Alles begann, als die PCs lernten, mehr als nur tüdeldü zu machen. Oh je, Opa erzählt vom Krieg... 🙂 Ja, mein erster PC hatte keine Soundkarte. Die waren damals, wenn überhaupt vorhanden, purer Luxus. Aber auch diese wurden billiger und auch mein PC bekam eine. 🙂 Und obwohl die Musik darüber noch wirklich künstlich klang, eröffneten sich ganz neue Möglichkeiten. Anfänglich habe ich nur bei anderen zugeschaut, aber letztlich habe ich auch damit angefangen, Musik zu machen.

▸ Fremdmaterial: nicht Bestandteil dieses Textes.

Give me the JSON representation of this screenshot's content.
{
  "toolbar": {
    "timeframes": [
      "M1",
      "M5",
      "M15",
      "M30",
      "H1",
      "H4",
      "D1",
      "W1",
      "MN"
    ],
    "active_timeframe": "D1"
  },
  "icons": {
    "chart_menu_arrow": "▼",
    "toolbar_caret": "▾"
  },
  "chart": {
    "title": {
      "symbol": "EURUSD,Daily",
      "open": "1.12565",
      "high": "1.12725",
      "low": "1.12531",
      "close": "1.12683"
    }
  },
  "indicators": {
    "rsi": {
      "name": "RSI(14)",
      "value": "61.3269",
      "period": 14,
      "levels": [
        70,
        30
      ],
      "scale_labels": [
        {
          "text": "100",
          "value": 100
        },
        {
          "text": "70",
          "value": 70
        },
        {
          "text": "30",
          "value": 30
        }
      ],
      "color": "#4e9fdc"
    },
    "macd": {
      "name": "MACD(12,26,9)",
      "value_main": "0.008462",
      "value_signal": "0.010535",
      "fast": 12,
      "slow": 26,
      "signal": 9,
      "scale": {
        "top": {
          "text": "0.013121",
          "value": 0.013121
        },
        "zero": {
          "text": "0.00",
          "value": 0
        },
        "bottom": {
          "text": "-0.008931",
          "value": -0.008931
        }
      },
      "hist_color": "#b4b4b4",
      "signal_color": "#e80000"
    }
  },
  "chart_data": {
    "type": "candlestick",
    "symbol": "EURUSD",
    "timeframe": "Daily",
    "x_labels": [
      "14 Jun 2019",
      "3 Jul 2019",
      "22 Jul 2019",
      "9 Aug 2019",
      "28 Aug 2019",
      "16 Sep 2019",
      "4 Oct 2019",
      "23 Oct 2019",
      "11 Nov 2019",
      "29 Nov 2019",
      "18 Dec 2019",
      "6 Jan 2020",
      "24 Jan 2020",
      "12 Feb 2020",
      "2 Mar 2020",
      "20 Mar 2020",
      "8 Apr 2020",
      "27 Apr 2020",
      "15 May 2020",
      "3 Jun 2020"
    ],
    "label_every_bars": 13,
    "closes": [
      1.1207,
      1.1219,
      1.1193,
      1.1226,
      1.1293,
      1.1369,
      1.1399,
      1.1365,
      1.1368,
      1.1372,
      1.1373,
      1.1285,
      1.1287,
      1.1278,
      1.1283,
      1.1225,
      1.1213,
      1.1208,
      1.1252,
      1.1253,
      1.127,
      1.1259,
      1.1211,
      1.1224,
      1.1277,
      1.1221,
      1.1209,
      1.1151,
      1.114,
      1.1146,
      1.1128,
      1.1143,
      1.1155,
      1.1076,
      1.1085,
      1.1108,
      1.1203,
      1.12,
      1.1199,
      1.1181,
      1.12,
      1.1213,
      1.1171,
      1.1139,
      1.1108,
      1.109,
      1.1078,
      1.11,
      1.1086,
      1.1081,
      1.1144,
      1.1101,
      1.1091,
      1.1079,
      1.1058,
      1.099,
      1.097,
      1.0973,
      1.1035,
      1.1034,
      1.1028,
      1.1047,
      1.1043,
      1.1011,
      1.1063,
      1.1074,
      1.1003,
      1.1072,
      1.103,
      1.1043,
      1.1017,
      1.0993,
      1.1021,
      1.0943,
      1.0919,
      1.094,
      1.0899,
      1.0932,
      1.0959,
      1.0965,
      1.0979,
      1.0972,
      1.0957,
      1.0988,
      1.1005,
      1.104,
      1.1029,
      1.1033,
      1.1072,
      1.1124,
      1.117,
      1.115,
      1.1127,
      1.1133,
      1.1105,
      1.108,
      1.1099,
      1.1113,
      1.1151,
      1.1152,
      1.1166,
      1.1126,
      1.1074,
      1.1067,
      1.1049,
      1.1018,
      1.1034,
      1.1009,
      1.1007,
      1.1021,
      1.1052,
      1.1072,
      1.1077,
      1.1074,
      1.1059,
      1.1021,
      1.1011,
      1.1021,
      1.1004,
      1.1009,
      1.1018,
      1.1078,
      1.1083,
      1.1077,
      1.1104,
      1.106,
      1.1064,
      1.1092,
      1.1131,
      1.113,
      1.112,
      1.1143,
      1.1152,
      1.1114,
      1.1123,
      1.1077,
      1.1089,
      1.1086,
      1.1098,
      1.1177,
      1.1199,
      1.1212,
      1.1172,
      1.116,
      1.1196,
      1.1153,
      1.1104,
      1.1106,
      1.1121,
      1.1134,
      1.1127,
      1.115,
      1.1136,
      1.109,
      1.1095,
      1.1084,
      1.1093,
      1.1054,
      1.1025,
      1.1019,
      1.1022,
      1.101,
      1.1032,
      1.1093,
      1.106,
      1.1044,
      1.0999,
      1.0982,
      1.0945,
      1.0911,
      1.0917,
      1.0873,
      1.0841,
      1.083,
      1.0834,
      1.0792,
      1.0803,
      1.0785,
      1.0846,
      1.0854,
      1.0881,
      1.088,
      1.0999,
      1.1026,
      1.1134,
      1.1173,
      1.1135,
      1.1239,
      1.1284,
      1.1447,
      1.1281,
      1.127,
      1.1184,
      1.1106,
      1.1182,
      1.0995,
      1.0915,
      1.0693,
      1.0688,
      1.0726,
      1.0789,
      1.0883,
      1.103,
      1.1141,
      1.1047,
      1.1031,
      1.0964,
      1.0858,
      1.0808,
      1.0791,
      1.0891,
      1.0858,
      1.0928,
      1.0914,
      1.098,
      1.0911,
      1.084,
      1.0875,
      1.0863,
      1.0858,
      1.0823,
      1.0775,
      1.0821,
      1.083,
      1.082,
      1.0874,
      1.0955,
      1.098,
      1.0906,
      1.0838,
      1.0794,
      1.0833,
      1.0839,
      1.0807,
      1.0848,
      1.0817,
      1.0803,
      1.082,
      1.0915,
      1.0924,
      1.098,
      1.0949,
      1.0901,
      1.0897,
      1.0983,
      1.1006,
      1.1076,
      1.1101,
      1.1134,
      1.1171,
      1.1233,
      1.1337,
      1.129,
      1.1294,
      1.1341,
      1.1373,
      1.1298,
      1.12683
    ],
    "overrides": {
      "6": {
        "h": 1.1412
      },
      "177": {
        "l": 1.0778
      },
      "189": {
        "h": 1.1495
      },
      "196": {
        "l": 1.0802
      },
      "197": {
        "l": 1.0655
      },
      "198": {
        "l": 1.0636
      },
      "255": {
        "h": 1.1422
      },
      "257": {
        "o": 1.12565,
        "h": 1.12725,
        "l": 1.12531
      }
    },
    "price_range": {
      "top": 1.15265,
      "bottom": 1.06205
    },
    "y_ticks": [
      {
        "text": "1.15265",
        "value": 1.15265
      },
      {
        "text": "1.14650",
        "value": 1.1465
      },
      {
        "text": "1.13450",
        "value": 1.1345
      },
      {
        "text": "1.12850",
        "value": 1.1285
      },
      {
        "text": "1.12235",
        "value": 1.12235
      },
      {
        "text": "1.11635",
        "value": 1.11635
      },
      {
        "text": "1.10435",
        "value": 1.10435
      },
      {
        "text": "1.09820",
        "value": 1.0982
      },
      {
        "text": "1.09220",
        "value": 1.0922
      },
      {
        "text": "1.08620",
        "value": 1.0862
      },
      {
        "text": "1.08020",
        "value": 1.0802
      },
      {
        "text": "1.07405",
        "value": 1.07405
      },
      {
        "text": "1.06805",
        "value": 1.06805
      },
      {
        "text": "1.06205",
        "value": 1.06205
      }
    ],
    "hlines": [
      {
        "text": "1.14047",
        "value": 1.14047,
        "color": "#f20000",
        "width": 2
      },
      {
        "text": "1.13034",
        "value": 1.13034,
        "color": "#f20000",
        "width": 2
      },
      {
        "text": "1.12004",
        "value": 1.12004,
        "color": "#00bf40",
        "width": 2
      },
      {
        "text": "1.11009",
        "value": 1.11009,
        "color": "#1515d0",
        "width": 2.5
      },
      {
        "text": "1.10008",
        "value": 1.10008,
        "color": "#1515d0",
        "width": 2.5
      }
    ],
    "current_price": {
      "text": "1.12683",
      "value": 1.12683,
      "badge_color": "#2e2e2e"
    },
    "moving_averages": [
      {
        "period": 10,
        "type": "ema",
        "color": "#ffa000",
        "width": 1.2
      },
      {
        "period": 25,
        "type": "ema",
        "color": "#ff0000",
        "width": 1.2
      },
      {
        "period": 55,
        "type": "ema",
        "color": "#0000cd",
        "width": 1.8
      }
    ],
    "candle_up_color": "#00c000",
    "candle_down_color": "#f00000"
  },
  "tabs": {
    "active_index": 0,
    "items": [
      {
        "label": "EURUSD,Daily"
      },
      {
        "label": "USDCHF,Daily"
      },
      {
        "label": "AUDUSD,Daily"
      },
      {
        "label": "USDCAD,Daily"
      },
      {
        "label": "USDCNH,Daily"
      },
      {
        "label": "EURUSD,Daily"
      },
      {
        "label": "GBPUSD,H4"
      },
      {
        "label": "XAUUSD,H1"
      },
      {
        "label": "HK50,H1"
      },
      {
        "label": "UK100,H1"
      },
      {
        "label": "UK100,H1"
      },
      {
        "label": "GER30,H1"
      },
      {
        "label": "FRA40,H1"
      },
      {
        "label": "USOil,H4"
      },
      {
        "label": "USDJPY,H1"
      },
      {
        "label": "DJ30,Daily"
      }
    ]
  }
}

Ich hatte unter DOS den Voyetra SPPRO, einen reinen MIDI-Sequencer. Allerdings hatte ich kein Keyboard und eben nur die sehr künstlich klingende Soundblaster. Also, wie damit jetzt Musik machen? Ganz einfach, zu Fuß! Spur anlegen, in den Editor gehen und die Noten alle per Hand setzen! 🙂

Nur, um mal eine Vorstellung davon zu bekommen: Das Editorfenster war recht übersichtlich. Senkrecht die Noten und wagerecht der Takt. Das ging sogar mit Braillezeile, weil die Taktmarkierungen auf der Zeile zu sehen waren, auch die Note war zu sehen. Nun platziert man die Note also senkrecht auf eine Linie, beispielsweise einem C, und auf die erste Viertelmarkierung in der wagerechten. Hier konnte man dann bequem die Velocity, also die Anschlagsstärke, Pitch, also Verschiebung in der Senkrechten, Takt, also Verschiebung in der Wagerechten, Länge und dergleichen editieren. Mit den Pfeiltasten konnte man im Fenster navigieren und mit Tab von Note zu Note springen. Auch MIDI-Events, wie Program, Controler und dergleichen konnte man so setzen. Auf diese Weise konnte es schon mal 6 Wochen dauern, bis man ein Stück von 3 Minuten Länge gesetzt hatte. 🙂 Aber es hat Spaß gemacht!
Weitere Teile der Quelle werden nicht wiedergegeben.